Beckham denied involvement: “I personally think he did it himself.”

 In the end, the pair each were fined $50,000 and sentenced to 200 hours community service. But by then Bird’s business, Sovereign Station, had failed, owing creditors more than $5 million. Beckhams’ company, Mangonui Development and Civil Construction, had also closed, owing substantial debts. Bird was on the dole, which means that Northland District Council’s chances of recovering its costs were practically non-existent, even though a single swamp kauri log can be worth twice that fine.

 Nathan Guy insists that swamp kauri is an international showcase for New Zealand. All it has demonstrated to the world so far is cynical, venal exploitation – much of it illegal – and feeble, irresolute governance. That the Government appears comfortable to preside over the continuing destruction of our last few wetlands – after the country has already lost more than 90 per cent of them – in the name of rampant racketeering is a side of our national character I doubt the international community finds attractive.

 That one of the prominent speculators in this grey market in taonga happens to be David Wong-Tung, husband of National MP Judith Collins, should rightly raise eyebrows, along with suspicions that her involvement places the Government in an awkward spot – again. Wong-Tung is a director in Kauri Ruakaka Ltd, formerly Oravida Kauri, which has stockpiled an estimated 80,000 tonnes of logs.

When I enquired about buying swamp kauri through Chinese commerce site Alibaba, I was quoted US$3950 – NZ$5703 – a cubic metre (cut, incidentally, into six-metre lengths – longer still than any known kauri is wide). The value of Kauri Ruakaka’s holdings of logs has been estimated at $50 million.

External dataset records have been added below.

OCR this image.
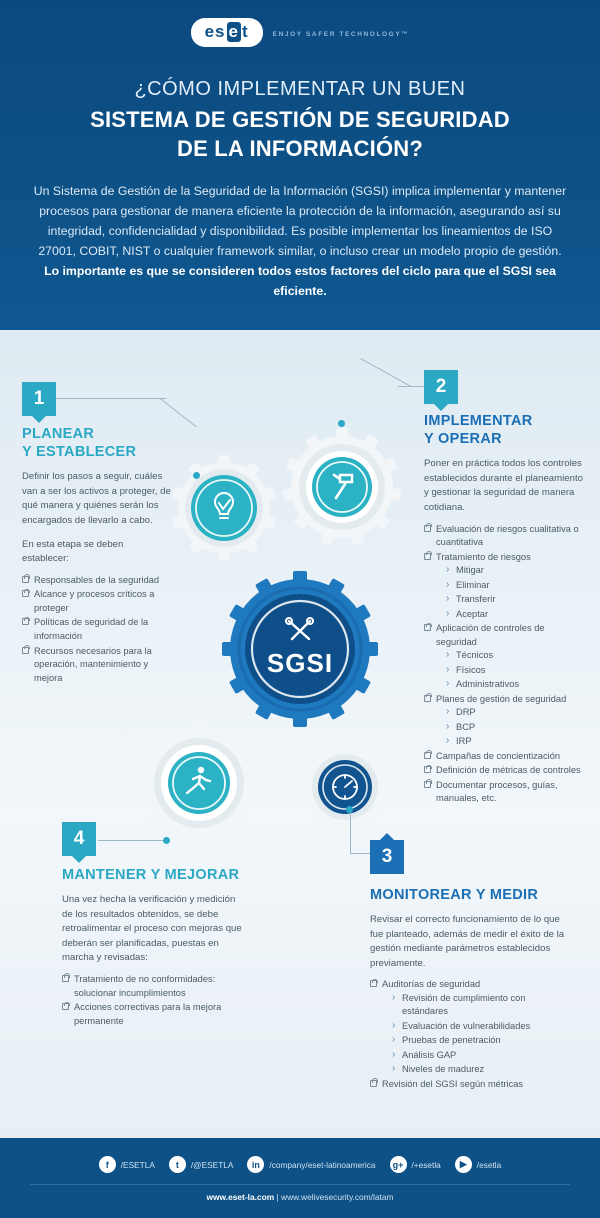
es e t	ENJOY SAFER TECHNOLOGY™
¿CÓMO IMPLEMENTAR UN BUEN
SISTEMA DE GESTIÓN DE SEGURIDAD
DE LA INFORMACIÓN?
Un Sistema de Gestión de la Seguridad de la Información (SGSI) implica implementar y mantener procesos para gestionar de manera eficiente la protección de la información, asegurando así su integridad, confidencialidad y disponibilidad. Es posible implementar los lineamientos de ISO 27001, COBIT, NIST o cualquier framework similar, o incluso crear un modelo propio de gestión. Lo importante es que se consideren todos estos factores del ciclo para que el SGSI sea eficiente.
SGSI
1
PLANEAR
Y ESTABLECER
Definir los pasos a seguir, cuáles van a ser los activos a proteger, de qué manera y quiénes serán los encargados de llevarlo a cabo.
En esta etapa se deben establecer:
Responsables de la seguridad
Alcance y procesos críticos a proteger
Políticas de seguridad de la información
Recursos necesarios para la operación, mantenimiento y mejora
2
IMPLEMENTAR
Y OPERAR
Poner en práctica todos los controles establecidos durante el planeamiento y gestionar la seguridad de manera cotidiana.
Evaluación de riesgos cualitativa o cuantitativa
Tratamiento de riesgos
› Mitigar
› Eliminar
› Transferir
› Aceptar
Aplicación de controles de seguridad
› Técnicos
› Físicos
› Administrativos
Planes de gestión de seguridad
› DRP
› BCP
› IRP
Campañas de concientización
Definición de métricas de controles
Documentar procesos, guías, manuales, etc.
4
MANTENER Y MEJORAR
Una vez hecha la verificación y medición de los resultados obtenidos, se debe retroalimentar el proceso con mejoras que deberán ser planificadas, puestas en marcha y revisadas:
Tratamiento de no conformidades: solucionar incumplimientos
Acciones correctivas para la mejora permanente
3
MONITOREAR Y MEDIR
Revisar el correcto funcionamiento de lo que fue planteado, además de medir el éxito de la gestión mediante parámetros establecidos previamente.
Auditorías de seguridad
› Revisión de cumplimiento con estándares
› Evaluación de vulnerabilidades
› Pruebas de penetración
› Análisis GAP
› Niveles de madurez
Revisión del SGSI según métricas
f	/ESETLA	t	/@ESETLA	in	/company/eset-latinoamerica	g+ /+esetla	▶	/esetla
www.eset-la.com | www.welivesecurity.com/latam
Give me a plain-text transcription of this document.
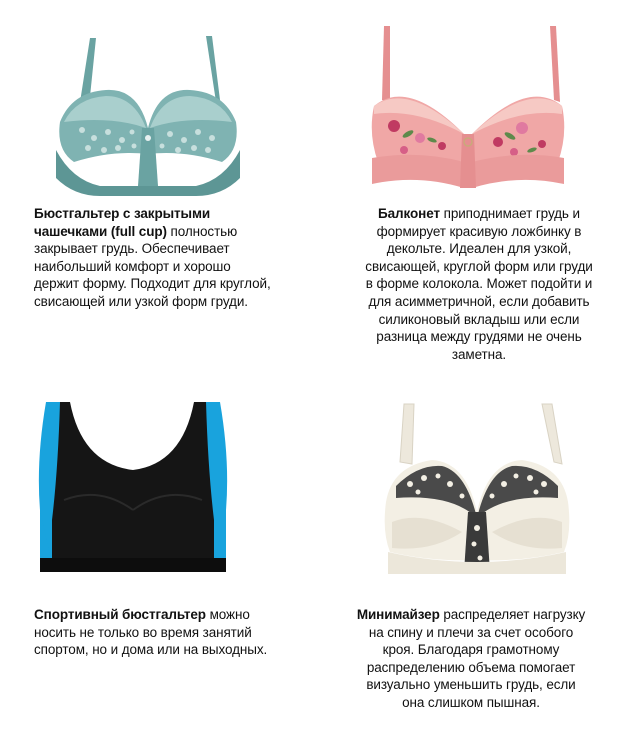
Бюстгальтер с закрытыми чашечками (full cup) полностью закрывает грудь. Обеспечивает наибольший комфорт и хорошо держит форму. Подходит для круглой, свисающей или узкой форм груди.
Балконет приподнимает грудь и формирует красивую ложбинку в декольте. Идеален для узкой, свисающей, круглой форм или груди в форме колокола. Может подойти и для асимметричной, если добавить силиконовый вкладыш или если разница между грудями не очень заметна.
Спортивный бюстгальтер можно носить не только во время занятий спортом, но и дома или на выходных.
Минимайзер распределяет нагрузку на спину и плечи за счет особого кроя. Благодаря грамотному распределению объема помогает визуально уменьшить грудь, если она слишком пышная.
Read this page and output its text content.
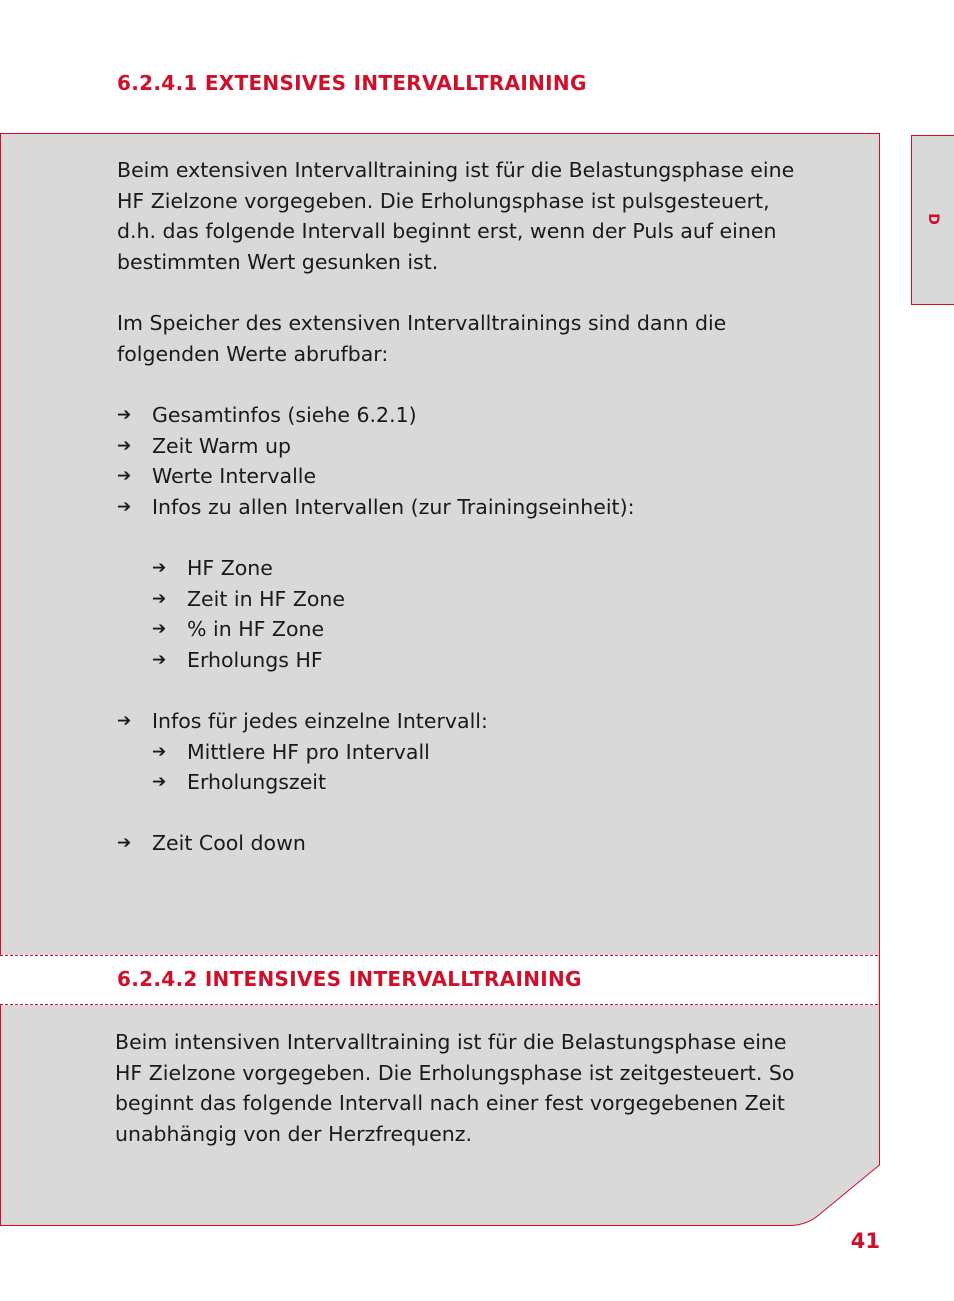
6.2.4.1 EXTENSIVES INTERVALLTRAINING

Beim extensiven Intervalltraining ist für die Belastungsphase eine
HF Zielzone vorgegeben. Die Erholungsphase ist pulsgesteuert,
d.h. das folgende Intervall beginnt erst, wenn der Puls auf einen
bestimmten Wert gesunken ist.

Im Speicher des extensiven Intervalltrainings sind dann die
folgenden Werte abrufbar:

➔	Gesamtinfos (siehe 6.2.1)
➔	Zeit Warm up
➔	Werte Intervalle
➔	Infos zu allen Intervallen (zur Trainingseinheit):
➔	HF Zone
➔	Zeit in HF Zone
➔	% in HF Zone
➔	Erholungs HF
➔	Infos für jedes einzelne Intervall:
➔	Mittlere HF pro Intervall
➔	Erholungszeit
➔	Zeit Cool down
6.2.4.2 INTENSIVES INTERVALLTRAINING

Beim intensiven Intervalltraining ist für die Belastungsphase eine
HF Zielzone vorgegeben. Die Erholungsphase ist zeitgesteuert. So
beginnt das folgende Intervall nach einer fest vorgegebenen Zeit
unabhängig von der Herzfrequenz.

D
41
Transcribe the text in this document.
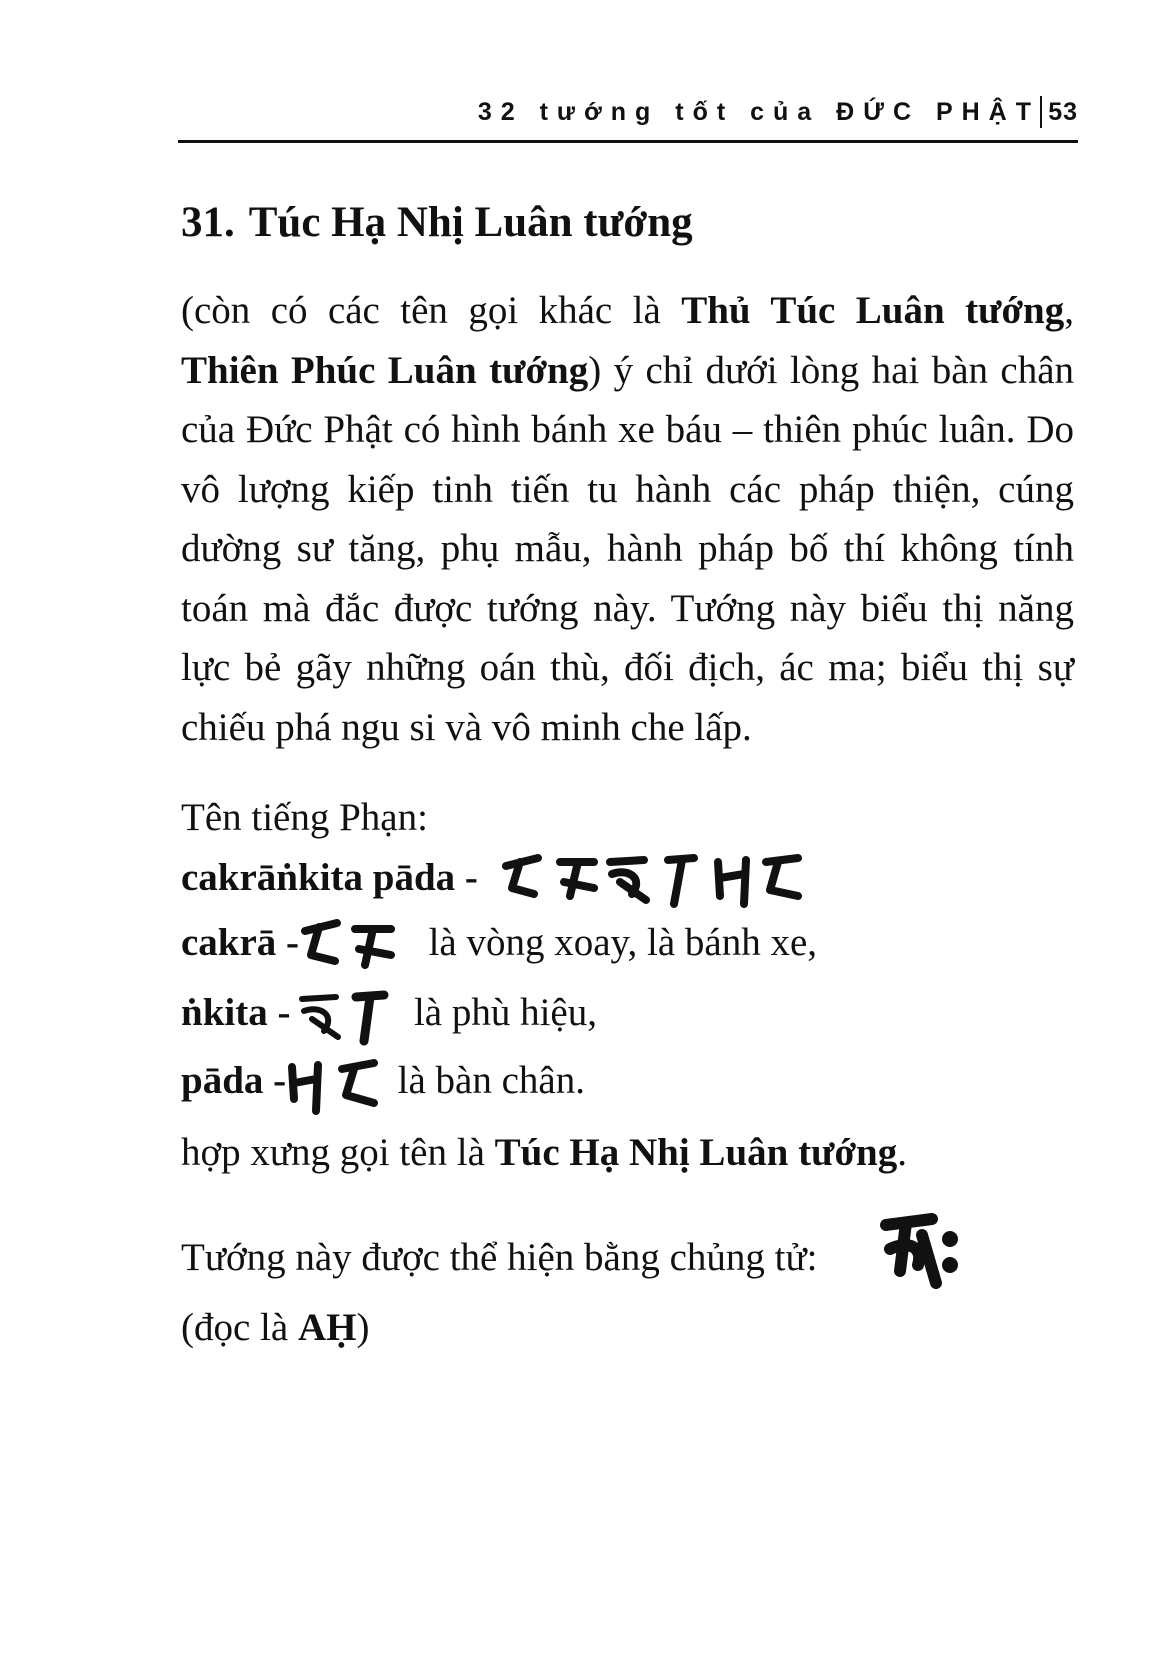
32 tướng tốt của ĐỨC PHẬT 53
31. Túc Hạ Nhị Luân tướng

(còn có các tên gọi khác là Thủ Túc Luân tướng, Thiên Phúc Luân tướng) ý chỉ dưới lòng hai bàn chân của Đức Phật có hình bánh xe báu – thiên phúc luân. Do vô lượng kiếp tinh tiến tu hành các pháp thiện, cúng dường sư tăng, phụ mẫu, hành pháp bố thí không tính toán mà đắc được tướng này. Tướng này biểu thị năng lực bẻ gãy những oán thù, đối địch, ác ma; biểu thị sự chiếu phá ngu si và vô minh che lấp.

Tên tiếng Phạn:
cakrāṅkita pāda -
cakrā -	là vòng xoay, là bánh xe,
ṅkita -	là phù hiệu,
pāda -	là bàn chân.
hợp xưng gọi tên là Túc Hạ Nhị Luân tướng.
Tướng này được thể hiện bằng chủng tử:
(đọc là AḤ)
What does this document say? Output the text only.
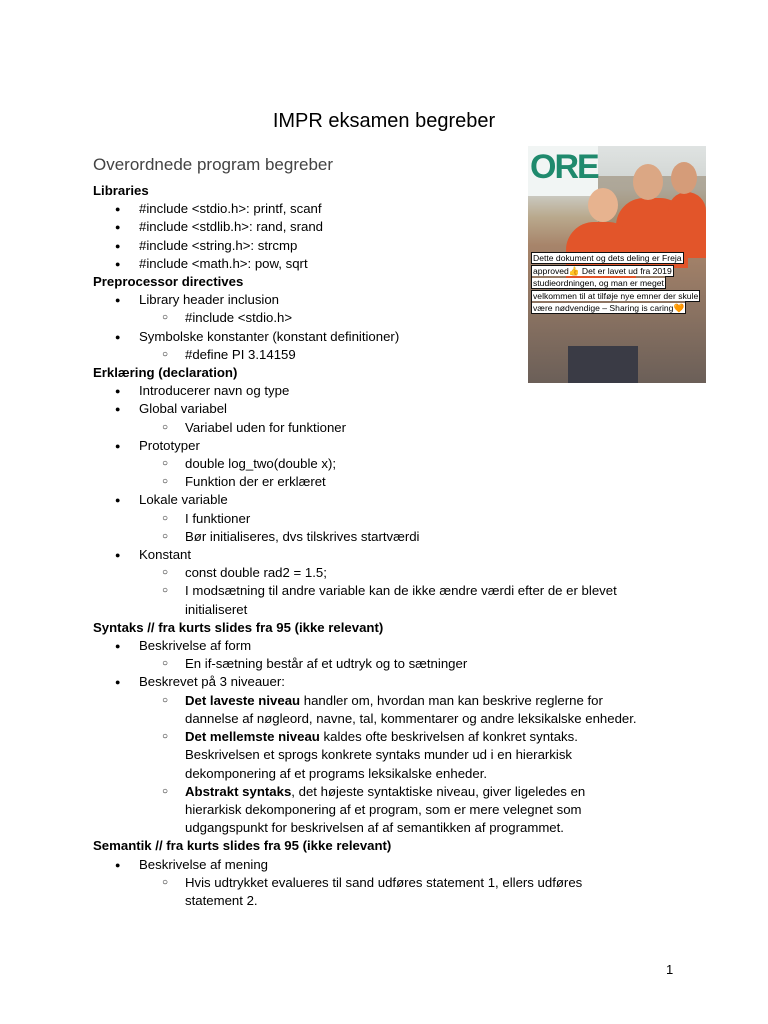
IMPR eksamen begreber
Overordnede program begreber	ORE
Dette dokument og dets deling er Freja approved👍 Det er lavet ud fra 2019 studieordningen, og man er meget velkommen til at tilføje nye emner der skule være nødvendige – Sharing is caring🧡
Libraries
● #include <stdio.h>: printf, scanf
● #include <stdlib.h>: rand, srand
● #include <string.h>: strcmp
● #include <math.h>: pow, sqrt
Preprocessor directives
● Library header inclusion
○ #include <stdio.h>
● Symbolske konstanter (konstant definitioner)
○ #define PI 3.14159
Erklæring (declaration)
● Introducerer navn og type
● Global variabel
○ Variabel uden for funktioner
● Prototyper
○ double log_two(double x);
○ Funktion der er erklæret
● Lokale variable
○ I funktioner
○ Bør initialiseres, dvs tilskrives startværdi
● Konstant
○ const double rad2 = 1.5;
○ I modsætning til andre variable kan de ikke ændre værdi efter de er blevet
initialiseret
Syntaks // fra kurts slides fra 95 (ikke relevant)
● Beskrivelse af form
○ En if-sætning består af et udtryk og to sætninger
● Beskrevet på 3 niveauer:
○ Det laveste niveau handler om, hvordan man kan beskrive reglerne for
dannelse af nøgleord, navne, tal, kommentarer og andre leksikalske enheder.
○ Det mellemste niveau kaldes ofte beskrivelsen af konkret syntaks.
Beskrivelsen et sprogs konkrete syntaks munder ud i en hierarkisk
dekomponering af et programs leksikalske enheder.
○ Abstrakt syntaks, det højeste syntaktiske niveau, giver ligeledes en
hierarkisk dekomponering af et program, som er mere velegnet som
udgangspunkt for beskrivelsen af af semantikken af programmet.
Semantik // fra kurts slides fra 95 (ikke relevant)
● Beskrivelse af mening
○ Hvis udtrykket evalueres til sand udføres statement 1, ellers udføres
statement 2.
1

 Maybe Wong-Tung and his business partner, multi-millionaire Deyi “Stone” Shi, really do intend to build a processing facility here in New Zealand, as has been hinted. Then again, maybe they understand full well that 50,000 year-old kauri logs are a very finite resource, and that all the easy ones may have been already taken. The time may not be far off when they can name their own price.

 In either case we might wonder why, when Northland is suffering deprivation and economic stagnation, Maraetai Drive millionaires are allowed to strip the province of its natural resources, tear up its wild places and reap outrageous profits while an apologist Government runs interference in the media.

 NEPS has given up trying to get MPI to abide by its own legislation. Along with the Far North Branch of Forest and Bird, it appealed yesterday to the Auditor General for a formal inquiry. It will come too late for the sun orchids of Kaimaumau.